Hala PKK’ya terör örgütü deme talihsizliği ile malul olacaktım.
Hepten cahil kalacaktım.
Yaşa var ol, Mert Ablam benim.
Sayende uykudan uyandım, müfteri bir adam yaftası taşıma utancından ikazın sayesinde kurtulmuş oldum.
***
Kurtulmuş oldum…
Da…
Hanım abla…
Otuz senedir birileri güneydoğu yollarını kesmede…
Kendi ordusuna silah çekmede…
Kardeşine kurşun yağdırmada…
Devletine isyan etmede…
Kalleş pusular kurmada…
Bebekleri bile katletmede…
Esrar eroin trafiğini, petrol kaçakçılığını yönetmede…
Köyleri basmada…
Şehirlere canlı bombalar sevk etmede…
Devletin 500 milyar dolarının berhava olmasına neden olmada…
***
Sahi kim bunlar?
UFO’lar mı?
Sicilya’dan gelmiş babalar mı?
Ecinni taifesi mi?
Bunları kamplarda eğiten, besleyen bir teşekkül yok mu?
Varlığına itiraz etmiyor Ablam;
Evet, vardır, adı da PKK’dır…
Ama adına terör örgütü demek yanlıştır.
Mert Ablam, buyurmuş ki;
“Devletler kendilerine başkaldıranları 'terörist' diye tanımlar. Ama bunun kimseye faydası yoktur.’
Yani ortada bir devlet var, kendine başkaldıranlar var, ama Devlet bunlara terörist demeyecek!
E, ne denecek…
Dedik ya…
Gönüllü çevre koruma örgütü!
***
Velhasıl…
Mert demekle elbet namert mert olmaz
Hainlere vatansızlık dert olmaz!
***
Latifeyi Bir kenara bırakırsak…
Düşmana düşman diyeceksin ki barış masasına oturasın.
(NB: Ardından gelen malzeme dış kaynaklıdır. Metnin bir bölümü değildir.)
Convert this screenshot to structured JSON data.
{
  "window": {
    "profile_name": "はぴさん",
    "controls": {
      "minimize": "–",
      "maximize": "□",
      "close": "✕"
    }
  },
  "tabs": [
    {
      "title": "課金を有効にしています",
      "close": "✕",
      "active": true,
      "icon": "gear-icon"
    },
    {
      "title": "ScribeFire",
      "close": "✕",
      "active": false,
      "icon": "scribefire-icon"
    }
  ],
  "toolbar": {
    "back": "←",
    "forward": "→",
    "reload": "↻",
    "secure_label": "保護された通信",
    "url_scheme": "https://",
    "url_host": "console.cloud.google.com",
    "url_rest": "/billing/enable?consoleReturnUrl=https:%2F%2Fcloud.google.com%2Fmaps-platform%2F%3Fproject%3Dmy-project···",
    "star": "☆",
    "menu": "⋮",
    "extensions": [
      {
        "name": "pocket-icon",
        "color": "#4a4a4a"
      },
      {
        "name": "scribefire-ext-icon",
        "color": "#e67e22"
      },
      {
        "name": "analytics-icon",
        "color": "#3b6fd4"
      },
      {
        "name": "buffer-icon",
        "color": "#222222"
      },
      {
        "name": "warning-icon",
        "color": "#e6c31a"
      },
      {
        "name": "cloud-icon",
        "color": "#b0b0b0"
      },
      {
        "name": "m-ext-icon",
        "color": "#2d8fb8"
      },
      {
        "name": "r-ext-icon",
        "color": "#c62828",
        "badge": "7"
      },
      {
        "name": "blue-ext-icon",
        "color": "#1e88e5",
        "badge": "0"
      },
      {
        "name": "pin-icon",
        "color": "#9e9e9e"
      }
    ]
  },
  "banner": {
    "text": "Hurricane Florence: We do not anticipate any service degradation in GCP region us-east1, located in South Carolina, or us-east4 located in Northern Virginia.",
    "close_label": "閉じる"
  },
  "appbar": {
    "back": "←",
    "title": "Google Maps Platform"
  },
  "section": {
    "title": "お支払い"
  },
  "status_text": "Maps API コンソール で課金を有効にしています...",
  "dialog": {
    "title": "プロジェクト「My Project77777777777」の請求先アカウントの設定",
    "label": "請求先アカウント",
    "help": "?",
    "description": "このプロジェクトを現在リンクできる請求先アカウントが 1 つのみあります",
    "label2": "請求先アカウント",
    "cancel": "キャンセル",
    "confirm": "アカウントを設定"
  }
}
Teröriste terörist diyeceksin ki, müzakerenin bir mantığı olsun.
Müzakerede yarar görenlerin de Nuray Hanım gibi müktesebatı bu konular için kâfi gelmeyecek kişileri sahneye sürmemesi gerekiyor.
Her bakımdan nazik, hassas bir dönemden geçiyoruz.
Mikrofon şehveti, nesebi gayrisahih fikirlerin, sözlerin, kavramların doğmasına neden olabilir ve bunun telafisi mümkün değildir; çünkü savaşı top tüfek değil, kelimeler başlatır! Barışı da!